Even if the French club's semifinal opponent on Wednesday is a Bayern Munich side that just humiliated Barcelona 8-2.
“Their performance against Barça proved that Bayern remain an excellent team and one that mustn’t be taken lightly,” Lyon forward Maxwel Cornet said. “We’ve knocked out some really big teams ... that shows we’re every bit as good as those teams."
It was Cornet's goal — his first in seven Champions League appearances this season — that set Lyon on the way to a 3-1 victory over a City side that is the most-expensively assembled in football history.
Financially there is a lot at stake for Lyon. Beyond the huge prestige of winning the European Cup for the first time, Lyon has to win the final just to qualify for next season's competition after only finishing seventh in a French league season curtailed by the pandemic.
But Lyon did take Paris Saint-Germain to penalties in the French League Cup final last month, only to lose the shootout.
“To be part of a squad that is quietly and humbly writing history is really, really nice,” the 23-year-old Cornet said. “We have a young squad. I think you can feel that on the pitch.”
Just look at the midfield.
There's academy graduate Houssem Aouar and defensive midfielder Bruno Guimaraes, who are both 22. And 20-year-old Maxence Caqueret also rose through the ranks at Lyon.
“Lyon really are a very good team tactically," Bayern goalkeeper Manuel Neuer said. "They can play on the break, and they have killers in their ranks who punished City mercilessly.
“We have to make sure we’re wide awake. Any mistake can be quickly punished and you’re quickly out.”
Bayern was Lyon's opponent when the Ligue 1 side last reached a Champions League semifinal in 2010, with the German team winning 4-0 over two legs. This time, due to the pandemic constrained format, the semifinal is a single game without fans in Lisbon.

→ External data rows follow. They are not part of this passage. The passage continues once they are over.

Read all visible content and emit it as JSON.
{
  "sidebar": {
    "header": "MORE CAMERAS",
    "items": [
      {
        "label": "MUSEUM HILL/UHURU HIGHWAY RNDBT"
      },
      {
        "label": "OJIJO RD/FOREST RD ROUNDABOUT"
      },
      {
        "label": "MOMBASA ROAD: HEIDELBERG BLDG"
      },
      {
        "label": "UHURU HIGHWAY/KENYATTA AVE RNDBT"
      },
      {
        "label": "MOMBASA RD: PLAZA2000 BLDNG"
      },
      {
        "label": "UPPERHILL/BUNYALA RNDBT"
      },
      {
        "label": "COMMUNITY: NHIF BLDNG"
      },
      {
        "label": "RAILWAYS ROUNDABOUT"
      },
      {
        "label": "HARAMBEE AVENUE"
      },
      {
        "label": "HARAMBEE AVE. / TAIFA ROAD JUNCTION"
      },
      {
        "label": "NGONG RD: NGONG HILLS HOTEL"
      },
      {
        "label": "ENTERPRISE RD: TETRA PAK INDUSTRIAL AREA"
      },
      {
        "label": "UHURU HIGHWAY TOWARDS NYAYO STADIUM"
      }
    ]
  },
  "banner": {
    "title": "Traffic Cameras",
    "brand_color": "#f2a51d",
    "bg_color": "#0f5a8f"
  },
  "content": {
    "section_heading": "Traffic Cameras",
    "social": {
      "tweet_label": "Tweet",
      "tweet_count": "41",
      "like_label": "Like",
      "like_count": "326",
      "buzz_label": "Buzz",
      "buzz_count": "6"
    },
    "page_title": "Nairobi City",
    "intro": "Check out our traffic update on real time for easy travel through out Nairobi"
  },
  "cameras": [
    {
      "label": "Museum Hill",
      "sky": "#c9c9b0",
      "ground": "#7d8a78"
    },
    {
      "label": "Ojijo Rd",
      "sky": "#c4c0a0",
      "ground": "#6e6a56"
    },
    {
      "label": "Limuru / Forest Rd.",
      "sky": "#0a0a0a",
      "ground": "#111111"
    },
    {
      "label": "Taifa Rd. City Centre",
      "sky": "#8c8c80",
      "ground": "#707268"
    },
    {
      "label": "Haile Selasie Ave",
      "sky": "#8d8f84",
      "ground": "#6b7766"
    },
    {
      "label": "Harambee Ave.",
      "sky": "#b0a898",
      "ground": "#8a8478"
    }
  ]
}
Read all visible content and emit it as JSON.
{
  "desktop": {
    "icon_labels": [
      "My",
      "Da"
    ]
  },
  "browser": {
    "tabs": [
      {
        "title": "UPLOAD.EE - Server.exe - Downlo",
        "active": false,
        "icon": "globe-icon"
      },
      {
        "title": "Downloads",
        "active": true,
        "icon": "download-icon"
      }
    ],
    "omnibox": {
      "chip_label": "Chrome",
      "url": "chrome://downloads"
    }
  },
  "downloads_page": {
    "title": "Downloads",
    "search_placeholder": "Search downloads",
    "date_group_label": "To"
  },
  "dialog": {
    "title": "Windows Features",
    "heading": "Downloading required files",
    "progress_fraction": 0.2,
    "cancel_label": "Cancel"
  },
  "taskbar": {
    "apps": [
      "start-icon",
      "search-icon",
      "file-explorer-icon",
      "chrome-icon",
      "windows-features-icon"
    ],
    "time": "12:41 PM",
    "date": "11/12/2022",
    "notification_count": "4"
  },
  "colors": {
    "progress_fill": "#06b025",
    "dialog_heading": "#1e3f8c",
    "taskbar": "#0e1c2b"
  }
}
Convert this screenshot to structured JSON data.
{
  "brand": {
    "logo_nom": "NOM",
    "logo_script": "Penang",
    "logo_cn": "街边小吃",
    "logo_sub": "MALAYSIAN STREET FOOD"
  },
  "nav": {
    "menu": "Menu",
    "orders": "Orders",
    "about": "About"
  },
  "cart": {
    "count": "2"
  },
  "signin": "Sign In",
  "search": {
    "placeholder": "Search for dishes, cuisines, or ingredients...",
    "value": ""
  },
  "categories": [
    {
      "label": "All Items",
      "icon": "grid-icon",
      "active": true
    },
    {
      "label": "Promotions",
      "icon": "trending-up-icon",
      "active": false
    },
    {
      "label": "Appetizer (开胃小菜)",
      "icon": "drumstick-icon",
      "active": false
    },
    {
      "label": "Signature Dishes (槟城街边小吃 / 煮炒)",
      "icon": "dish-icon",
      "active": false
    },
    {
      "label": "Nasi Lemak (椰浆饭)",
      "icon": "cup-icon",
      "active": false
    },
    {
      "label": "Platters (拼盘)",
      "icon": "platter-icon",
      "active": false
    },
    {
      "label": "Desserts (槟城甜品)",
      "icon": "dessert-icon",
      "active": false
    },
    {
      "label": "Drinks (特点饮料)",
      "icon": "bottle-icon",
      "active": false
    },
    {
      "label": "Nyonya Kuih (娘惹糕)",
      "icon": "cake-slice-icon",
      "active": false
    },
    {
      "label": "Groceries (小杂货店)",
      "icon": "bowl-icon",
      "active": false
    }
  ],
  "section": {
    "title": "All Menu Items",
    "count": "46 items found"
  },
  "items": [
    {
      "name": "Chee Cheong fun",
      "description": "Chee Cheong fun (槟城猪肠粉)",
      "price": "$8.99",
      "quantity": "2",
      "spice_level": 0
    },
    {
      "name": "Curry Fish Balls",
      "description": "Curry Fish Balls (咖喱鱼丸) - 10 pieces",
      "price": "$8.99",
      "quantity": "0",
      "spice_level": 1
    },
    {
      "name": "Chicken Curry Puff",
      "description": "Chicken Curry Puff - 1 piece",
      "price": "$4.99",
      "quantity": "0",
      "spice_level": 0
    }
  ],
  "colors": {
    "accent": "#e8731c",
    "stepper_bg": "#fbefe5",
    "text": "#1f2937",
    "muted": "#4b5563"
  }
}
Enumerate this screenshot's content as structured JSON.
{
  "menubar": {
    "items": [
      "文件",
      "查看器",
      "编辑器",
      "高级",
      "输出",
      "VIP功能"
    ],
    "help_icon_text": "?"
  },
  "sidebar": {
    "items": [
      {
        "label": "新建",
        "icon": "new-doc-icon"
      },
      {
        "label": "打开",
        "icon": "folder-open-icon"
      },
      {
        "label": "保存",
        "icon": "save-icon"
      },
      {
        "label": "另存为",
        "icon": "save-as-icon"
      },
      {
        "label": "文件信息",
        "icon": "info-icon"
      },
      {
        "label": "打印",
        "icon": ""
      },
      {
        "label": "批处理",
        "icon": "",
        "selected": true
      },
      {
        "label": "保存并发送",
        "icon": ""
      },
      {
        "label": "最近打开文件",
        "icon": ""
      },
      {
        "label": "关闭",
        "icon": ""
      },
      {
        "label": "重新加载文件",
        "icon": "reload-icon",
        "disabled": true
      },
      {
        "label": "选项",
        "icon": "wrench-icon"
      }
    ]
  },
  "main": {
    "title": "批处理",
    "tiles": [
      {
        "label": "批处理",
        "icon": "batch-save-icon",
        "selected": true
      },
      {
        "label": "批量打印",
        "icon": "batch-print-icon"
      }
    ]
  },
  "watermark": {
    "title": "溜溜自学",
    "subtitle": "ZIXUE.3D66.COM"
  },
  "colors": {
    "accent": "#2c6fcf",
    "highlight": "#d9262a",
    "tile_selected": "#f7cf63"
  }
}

“Even though from a German point of view they are the least known entity amongst the semifinalists," Bayern midfielder Corentin Tolisso said, "I also know that they always show up in big games.”
Tolisso should know a lot about them. He was part of the Lyon side that made it to the last four of the second-tier Europa League in 2017, losing to Ajax.
“It’s incredible," he said. “Since I left Lyon, I’ve been wondering when I’ll get the chance to play against them and meet them again. I never thought it would happen in the Champions League semifinals.”
But it is Bayern which is the overwhelming favorite after the demolition of Barcelona.
“We were in good shape, played a great game,” Tolisso said, Our press was incredible, we didn’t give them a chance. We were also good in possession of the ball. We found players in space, that made the difference."
While the Bavarian powerhouse it the undisputed force of German football — winning the last eight Bundesliga titles — it has failed to carry that form over to Europe. It is seven years since Bayern won the last of its five European titles.
Like Lyon with the arrival of Rudi Garcia, Bayern is also reaping the rewards of a mid-season managerial change. Hansi Flick replaced Niko Kovac in November, leading a revival powered by Robert Lewandowski's goals. The striker's tally for the season moved to 54 in the rout of Barca.
“You’ve seen we’ve got a good scoring rate," Neuer said. "We’re flexible and have a lot of players who can score goals. I think we’re just in form.”